A key right and responsibility is to stay clear of the door zone.  Experienced cyclists know that this is the three to four foot zone to the left of parked cars, far enough away that if an inattentive driver or passenger of a car opens it that the cyclist won't "win the door prize."  

Jon then handed out copies of, a wonderful resource to explain the safe and legal way to ride in many possibly dangerous situations.  I'll leave that for readers to peruse, but it's a wonderful guide to riding safely in traffic.  

Some interesting points that many folks don't think about:  
  • Traffic laws of all sorts apply to cyclists just like motorists:  including DUI laws.  Yes, you can be arrested for cycling under the influence.  
  • State law doesn't prohibit cycling on the sidewalk, they leave that to municipalities.  However, state law DOES prohibit any law that REQUIRES cyclists to use sidewalks.  
  • There are currently two very important bills that are being perused in the Ohio General Assembly:  a three-foot law; and even more important, a vulnerable users protection law.  I was obviously VERY excited to hear about this!  
Finally, Jon finished with a quick discussion about what to do if you're in an accident:  


The city, state, and other agencies use police report data to create statistics that inform the policy-makers about accident rates, etc.   So the more accurate that data is, the more it will help cyclists in the future.  It doesn't help anyone to keep quiet in these situations, so call the police if you're in an accident. 
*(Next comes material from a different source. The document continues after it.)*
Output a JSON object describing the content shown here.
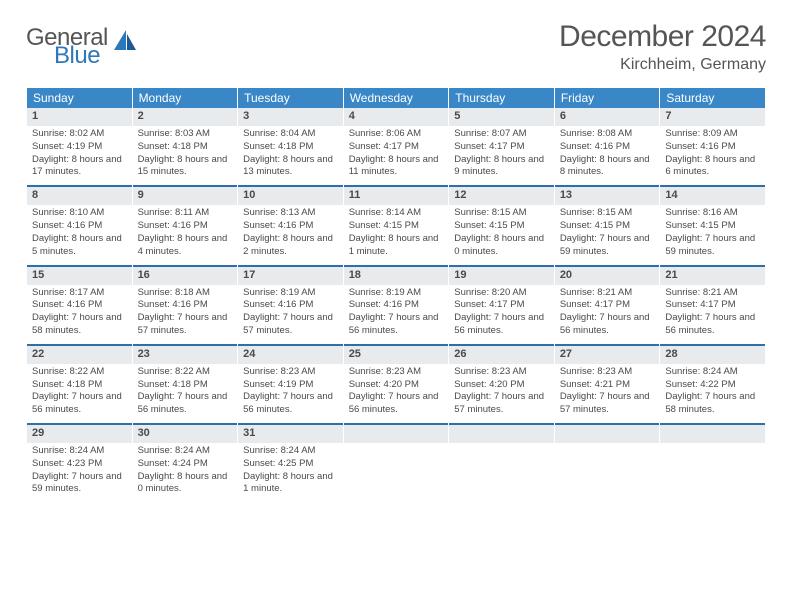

And Gordon Renkes, a local LCI, gave us a great idea for reporting "close call" drivers:  use the DUI hotline at 1-800-GRAB-DUI!  There's also a cell phone version at *DUI that we can use.  It's a great way to get drivers to think about what they did and how dangerous they are.  Use the stigma of drunken driving to our advantage!  

I want to thank Jon for all the great information, and Austin and Meredith Joy of Consider Biking for putting this event together!  It was pretty well attended by cyclists of varying levels of experience, and there were some great questions from cyclists of all levels.  

People, not speed.


  1. I have a question: How can a rider avoid the "door zone" when they have a car passing & crowding them on the left and an un-attentive person opening their car door in front of them without looking?
    My daughter was caught in this situation and unfortunately, hit the open car door. Luckily, she only had a moderately severe cut finger and a bruised stomach. Yet, when the Columbus Police arrived, the policeman issue her a citation, not the driver of the car.
    If she had been driving a car and knocked off the car door then the paked driver would have been issue a citation. What is the deal with the Columbus Police ?

  2. To me, the answer is to take the lane. Don't ride so you're just barely out of the door zone, if you're not feeling safe then take the whole lane. That way you make it impossible for that passing car to crowd you and you're well out of the door zone. Control the lane, you have the right to it.

    As far as this ticket goes, the policeman was in the wrong and I'd suggest fighting this one if possible. The law states that a person in a parked car has the liability if they open a door and hit someone.